Hut site, Gleann Fán, Co. Kerry
Co. Kerry |
Settlement Sites
On the southern slopes of Beennacouma, in the rough and rocky terrain of Gleann Fán, the remains of two small circular huts survive in a state that demands a certain imaginative effort from anyone who finds them.
The walls stand to less than a metre in height, and the ground plans, measuring roughly 3.5 metres and 2.8 metres across, are barely legible in the landscape. Yet the site carries a name, Clochán an Eidhne, that suggests it was once known and remembered locally long before any archaeologist arrived to record it.

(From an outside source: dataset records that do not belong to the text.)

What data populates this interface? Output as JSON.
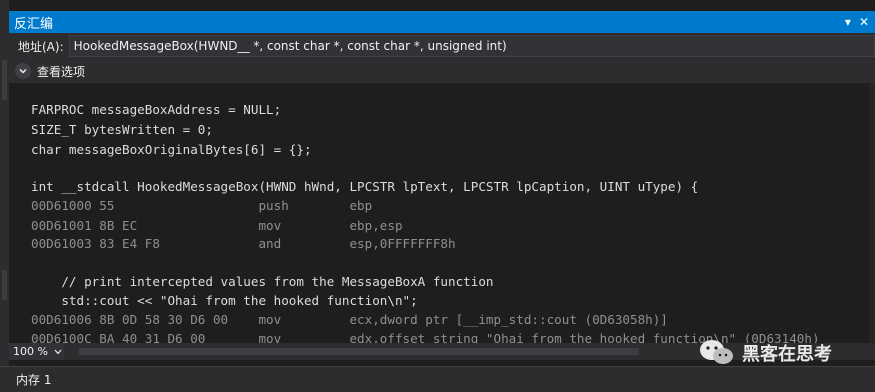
{
  "window": {
    "title": "反汇编",
    "buttons": [
      "▾",
      "✕"
    ]
  },
  "address": {
    "label": "地址(A):",
    "value": "HookedMessageBox(HWND__ *, const char *, const char *, unsigned int)"
  },
  "view_options": {
    "label": "查看选项"
  },
  "code_lines": [
    {
      "kind": "src",
      "text": "FARPROC messageBoxAddress = NULL;"
    },
    {
      "kind": "src",
      "text": "SIZE_T bytesWritten = 0;"
    },
    {
      "kind": "src",
      "text": "char messageBoxOriginalBytes[6] = {};"
    },
    {
      "kind": "blank",
      "text": ""
    },
    {
      "kind": "src",
      "text": "int __stdcall HookedMessageBox(HWND hWnd, LPCSTR lpText, LPCSTR lpCaption, UINT uType) {"
    },
    {
      "kind": "asm",
      "text": "00D61000 55                   push        ebp"
    },
    {
      "kind": "asm",
      "text": "00D61001 8B EC                mov         ebp,esp"
    },
    {
      "kind": "asm",
      "text": "00D61003 83 E4 F8             and         esp,0FFFFFFF8h"
    },
    {
      "kind": "blank",
      "text": ""
    },
    {
      "kind": "src",
      "text": "    // print intercepted values from the MessageBoxA function"
    },
    {
      "kind": "src",
      "text": "    std::cout << \"Ohai from the hooked function\\n\";"
    },
    {
      "kind": "asm",
      "text": "00D61006 8B 0D 58 30 D6 00    mov         ecx,dword ptr [__imp_std::cout (0D63058h)]"
    },
    {
      "kind": "asm",
      "text": "00D6100C BA 40 31 D6 00       mov         edx,offset string \"Ohai from the hooked function\\n\" (0D63140h)"
    }
  ],
  "zoom": {
    "value": "100 %"
  },
  "bottom_tab": {
    "label": "内存 1"
  },
  "watermark": {
    "text": "黑客在思考"
  },
  "colors": {
    "accent": "#007acc",
    "bg": "#1e1e1e",
    "source": "#dcdcdc",
    "asm": "#8f8f8f",
    "panel": "#2d2d30"
  }
}
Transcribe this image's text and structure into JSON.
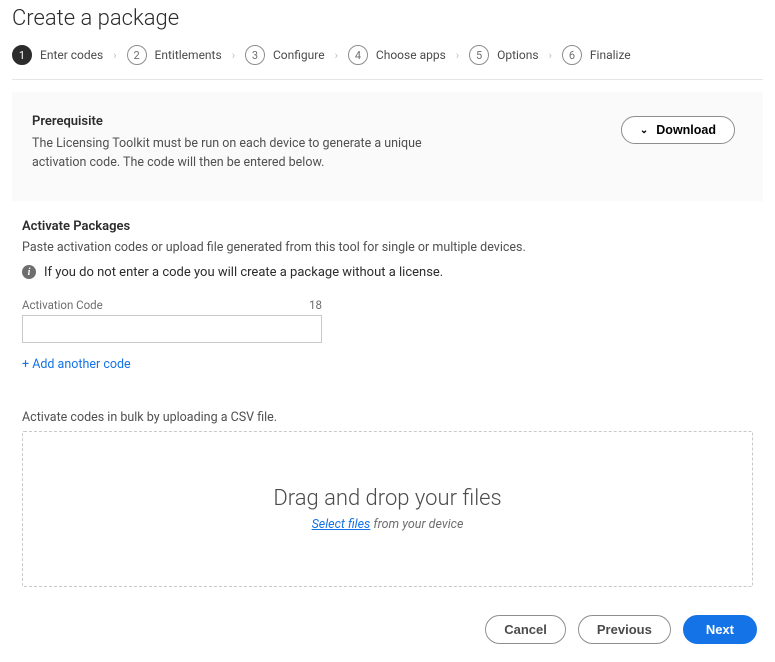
{
  "title": "Create a package",
  "wizard": [
    {
      "num": "1",
      "label": "Enter codes"
    },
    {
      "num": "2",
      "label": "Entitlements"
    },
    {
      "num": "3",
      "label": "Configure"
    },
    {
      "num": "4",
      "label": "Choose apps"
    },
    {
      "num": "5",
      "label": "Options"
    },
    {
      "num": "6",
      "label": "Finalize"
    }
  ],
  "prereq": {
    "heading": "Prerequisite",
    "text": "The Licensing Toolkit must be run on each device to generate a unique activation code. The code will then be entered below.",
    "download": "Download"
  },
  "activate": {
    "heading": "Activate Packages",
    "sub": "Paste activation codes or upload file generated from this tool for single or multiple devices.",
    "info": "If you do not enter a code you will create a package without a license.",
    "field_label": "Activation Code",
    "char_count": "18",
    "value": "",
    "add_link": "+ Add another code"
  },
  "bulk": {
    "label": "Activate codes in bulk by uploading a CSV file.",
    "dz_title": "Drag and drop your files",
    "dz_link": "Select files",
    "dz_suffix": " from your device"
  },
  "footer": {
    "cancel": "Cancel",
    "previous": "Previous",
    "next": "Next"
  }
}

The structures are clocháns, a term for the dry-stone circular or beehive-shaped huts found across the west of Ireland, built without mortar by laying flat stones in courses that gradually corbel inward to form a roof. This pair were probably conjoined, sharing a wall or an entrance arrangement, a configuration seen at other early habitation and monastic sites along the Dingle Peninsula. The site was documented by J. Cuppage as part of the Corca Dhuibhne archaeological survey published in 1986, a systematic effort to catalogue the extraordinary density of prehistoric and early medieval remains across this part of Kerry. Whether the huts served a domestic, agricultural, or religious purpose is not recorded, and in their current condition they offer few clues beyond their form and their placement on a south-facing slope, which would have offered some shelter from the prevailing Atlantic weather.